I talk about him mostly as a person whose music opens a lens on the challenges of growing up in a “M.A.A.D City,” but I also use him to describe the poetics of hip hop and how emcees from Project Blowed and elsewhere are constantly innovating, and constantly creating new ways to rhyme. This is something that conventional musicians don’t always appreciate.

The Pulitzer committee says he captures the African-American experience in his music. You’ve touched on this already, but can you say more about how he describes the Black American experience in his lyrics?

I think some of the biggest themes that emerge from his music are stories about growing up around gangs and seeing first-hand how young people in his community have been profiled and brutalized by the LAPD and by police.

I think one of the things that’s really interesting about him is that he’s somebody who has street credibility, but he’s never made claims about being a gangsta rapper or being in any way affiliated with gangs. To me, he sort of represents someone who grew up at arm’s length from all the things we talk about in a class on hip hop: police brutality, close exposure to gang violence, witnessing people getting addicted to drugs.
But he stands somewhat apart from those worlds because he has always presented himself at least as a narrator, somebody who’s telling the story of people around him.

It’s great the Pulitzer committee has recognized that.

He’s won a Pulitzer but still no Grammy for album of the year. What gives?

These institutions have historically been really biased against someone like Kendrick, who makes hip hop. On the one hand, I feel it’s a tremendous accomplishment for Kendrick and it speaks volumes about how far we’ve come in terms of embracing hip hop culture as a legitimate art form, which wasn’t always the case.

But on the other hand, he’s definitely not the first hip-hop musician or artist who rapped about these things.

His position in the chronology of hip hop is not unique in that way. There’s KRS-One, for example, in the late ’80s, who was rapping about police brutality and racism in American society. Tupac Shakur had many songs in which he did the same.

I think it’s part of this growing acceptance of hip-hop culture, but it’s a curious thing when these institutions that have previously not validated Black creativity and Black genius are now sort of embracing him.

But in terms of the Grammys – it doesn’t surprise me that the Grammys didn’t award him album of the year. This is no disrespect to [winner] Bruno Mars, who made an amazing LP. But the Grammys have long snubbed hip-hop artists. Tupac, for example, never received those kinds of accolades even though arguably during his era he had the largest impact on popular music, out of anyone. [Tupac was nominated for a Grammy six times but never won.]

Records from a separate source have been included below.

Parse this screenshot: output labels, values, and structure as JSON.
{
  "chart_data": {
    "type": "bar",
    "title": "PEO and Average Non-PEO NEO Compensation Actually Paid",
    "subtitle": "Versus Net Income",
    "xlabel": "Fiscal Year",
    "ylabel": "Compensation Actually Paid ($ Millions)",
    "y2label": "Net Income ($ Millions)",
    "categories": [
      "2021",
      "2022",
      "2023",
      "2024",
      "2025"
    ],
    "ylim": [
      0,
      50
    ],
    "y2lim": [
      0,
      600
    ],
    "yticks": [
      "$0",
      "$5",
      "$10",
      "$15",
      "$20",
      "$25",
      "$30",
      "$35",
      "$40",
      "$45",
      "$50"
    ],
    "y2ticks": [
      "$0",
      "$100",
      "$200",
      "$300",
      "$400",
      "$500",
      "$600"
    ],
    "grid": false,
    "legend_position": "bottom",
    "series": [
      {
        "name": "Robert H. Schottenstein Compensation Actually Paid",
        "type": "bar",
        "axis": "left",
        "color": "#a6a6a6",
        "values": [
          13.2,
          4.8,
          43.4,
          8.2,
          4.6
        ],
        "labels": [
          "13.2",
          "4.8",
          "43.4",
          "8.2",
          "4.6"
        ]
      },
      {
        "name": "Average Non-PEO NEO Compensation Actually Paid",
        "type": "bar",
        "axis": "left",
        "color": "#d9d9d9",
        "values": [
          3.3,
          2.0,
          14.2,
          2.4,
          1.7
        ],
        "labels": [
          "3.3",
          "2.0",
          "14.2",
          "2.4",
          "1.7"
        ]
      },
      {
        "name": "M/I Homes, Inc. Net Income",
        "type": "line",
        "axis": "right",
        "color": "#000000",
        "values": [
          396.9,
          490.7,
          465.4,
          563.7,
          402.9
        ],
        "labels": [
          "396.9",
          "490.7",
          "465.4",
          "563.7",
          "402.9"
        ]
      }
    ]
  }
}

I have one more question and this one might get you in trouble.

Uh oh.

Barack Obama was asked who would win in a rap battle, Kendrick Lamar or Drake? He went with Lamar. I’ll ask you a similar question: Who do you like more?

Oh man [laughs]. I would say Kendrick, but I would also say that those two, for me, represent the present and future of hip-hop music for different reasons. I identify more with Kendrick because he’s a West Coast rapper and that’s where I grew up, and his lyrics speak to me more as a researcher because much of my work has been about Black men growing up in the shadows of gang violence.

But I would say musically, just at an everyday listening level, I’ve grown more and more to appreciate Drake over the years as an artist, specifically some of the songs he’s been releasing recently.

His song God’s Plan and his newest single Nice for What, which is very much a pro-feminist track in which he features various women of colour in his video – that speaks to me as a researcher because I see him pushing the boundaries of what is Black masculinity and he’s openly embracing feminist messaging in his music.

So I would pick Kendrick just because of my proximity to the stuff he’s rapping about, but I’d put Drake as a close second.